Brüssel/Berlin (AFP/taz) – Gestern abend sollte es soweit sein: In Brüssel wollten die Außenminister der Europäischen Union beschließen, was seit gut zwei Jahrzehnten auf der Tagesordnung steht: die Zollunion mit der Türkei. Am Freitag abend war es gelungen, Griechenland endgültig zu überzeugen, sein Veto gegen das Abkommen mit der Türkei zurückzuziehen. Zugesichert wurde, Verhandlungen über den Beitritt Zyperns zur EU spätestens sechs Monate nach dem Ende der Maastricht-Revisionsverhandlungen 1996 zu beginnen. Nur nach der Zusage, den Zypern-Beitritt im Gegenzug zur Zollunion voranzubringen, war auf Regierungsebene der Durchbruch gelungen. Die Zollunion ist die höchste Stufe der Zusammenarbeit unterhalb der Vollmitgliedschaft.

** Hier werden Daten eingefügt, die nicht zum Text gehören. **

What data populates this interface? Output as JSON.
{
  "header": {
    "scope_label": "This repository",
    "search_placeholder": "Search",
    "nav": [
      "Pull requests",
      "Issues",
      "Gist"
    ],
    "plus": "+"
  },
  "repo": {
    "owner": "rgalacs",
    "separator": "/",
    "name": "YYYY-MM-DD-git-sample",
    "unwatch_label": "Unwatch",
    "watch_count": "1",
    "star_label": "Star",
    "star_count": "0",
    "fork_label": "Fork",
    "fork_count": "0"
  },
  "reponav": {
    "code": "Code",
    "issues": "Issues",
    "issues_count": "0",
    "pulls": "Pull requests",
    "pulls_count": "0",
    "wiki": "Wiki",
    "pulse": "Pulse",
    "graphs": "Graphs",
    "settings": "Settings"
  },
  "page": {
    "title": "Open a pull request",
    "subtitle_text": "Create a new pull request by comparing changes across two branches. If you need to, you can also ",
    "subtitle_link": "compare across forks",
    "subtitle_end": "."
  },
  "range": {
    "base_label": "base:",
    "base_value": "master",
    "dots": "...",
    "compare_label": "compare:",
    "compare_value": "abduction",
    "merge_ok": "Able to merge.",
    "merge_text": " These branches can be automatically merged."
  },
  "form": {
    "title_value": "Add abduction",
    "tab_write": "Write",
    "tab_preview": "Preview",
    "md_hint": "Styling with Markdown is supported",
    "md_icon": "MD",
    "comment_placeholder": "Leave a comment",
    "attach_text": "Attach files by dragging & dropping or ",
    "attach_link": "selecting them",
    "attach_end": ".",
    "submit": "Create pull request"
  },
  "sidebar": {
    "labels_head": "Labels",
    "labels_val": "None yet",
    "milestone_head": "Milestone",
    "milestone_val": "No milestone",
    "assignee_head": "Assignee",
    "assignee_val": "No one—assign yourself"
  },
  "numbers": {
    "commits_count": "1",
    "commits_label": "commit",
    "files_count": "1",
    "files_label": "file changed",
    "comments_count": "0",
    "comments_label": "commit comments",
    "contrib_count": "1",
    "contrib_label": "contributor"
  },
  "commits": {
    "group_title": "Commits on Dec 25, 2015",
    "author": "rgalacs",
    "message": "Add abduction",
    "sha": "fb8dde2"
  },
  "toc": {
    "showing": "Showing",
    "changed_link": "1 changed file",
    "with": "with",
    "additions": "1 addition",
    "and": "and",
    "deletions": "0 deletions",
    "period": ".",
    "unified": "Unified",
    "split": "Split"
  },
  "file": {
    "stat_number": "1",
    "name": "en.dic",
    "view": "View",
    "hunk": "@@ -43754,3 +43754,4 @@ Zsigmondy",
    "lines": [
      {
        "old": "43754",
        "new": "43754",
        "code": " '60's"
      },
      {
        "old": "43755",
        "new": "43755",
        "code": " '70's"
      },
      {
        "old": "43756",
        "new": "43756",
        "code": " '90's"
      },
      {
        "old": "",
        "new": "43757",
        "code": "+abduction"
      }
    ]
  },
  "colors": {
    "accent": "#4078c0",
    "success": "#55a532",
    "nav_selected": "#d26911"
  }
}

Fraglich bleibt jedoch, ob das Abkommen tatsächlich pünktlich in Kraft treten kann, denn es muß noch durch das Europaparlament ratifiziert werden, und dort war am 16. Februar mit großer Mehrheit eine Resolution verabschiedet worden, in der die Zollunion mit der Türkei unter Verweis auf die Menschenrechtslage dezidiert abgelehnt wird. Am Freitag hatte Parlamentspräsident Klaus Hänsch noch einmal wiederholt, ohne Verbesserungen der Menschenrechtslage sehe er kaum Chancen für eine Zustimmung. Die Grünen-Europa-Abgeordnete Claudia Roth erklärte gestern, das Ja zur Zollunion mit der Türkei sei ein Affront gegen alle, die sich für die Einhaltung der Menschenrechte und die Demokratisierung in der Türkei einsetzten. Auch die Organisation „Reporter ohne Grenzen“ kritisierte, die EU könne kein Abkommen mit einem Land schließen, in dem allein letztes Jahr 145 Pressemitarbeiter festgenommen und zum Teil zu langen Haftstrafen verurteilt worden seien. Die Bundesregierung hingegen begrüßte das nähere Zusammenrücken zwischen EU und dem „strategisch bedeutsamen Partner Türkei“, so Staatsminister Werner Hoyer (FDP).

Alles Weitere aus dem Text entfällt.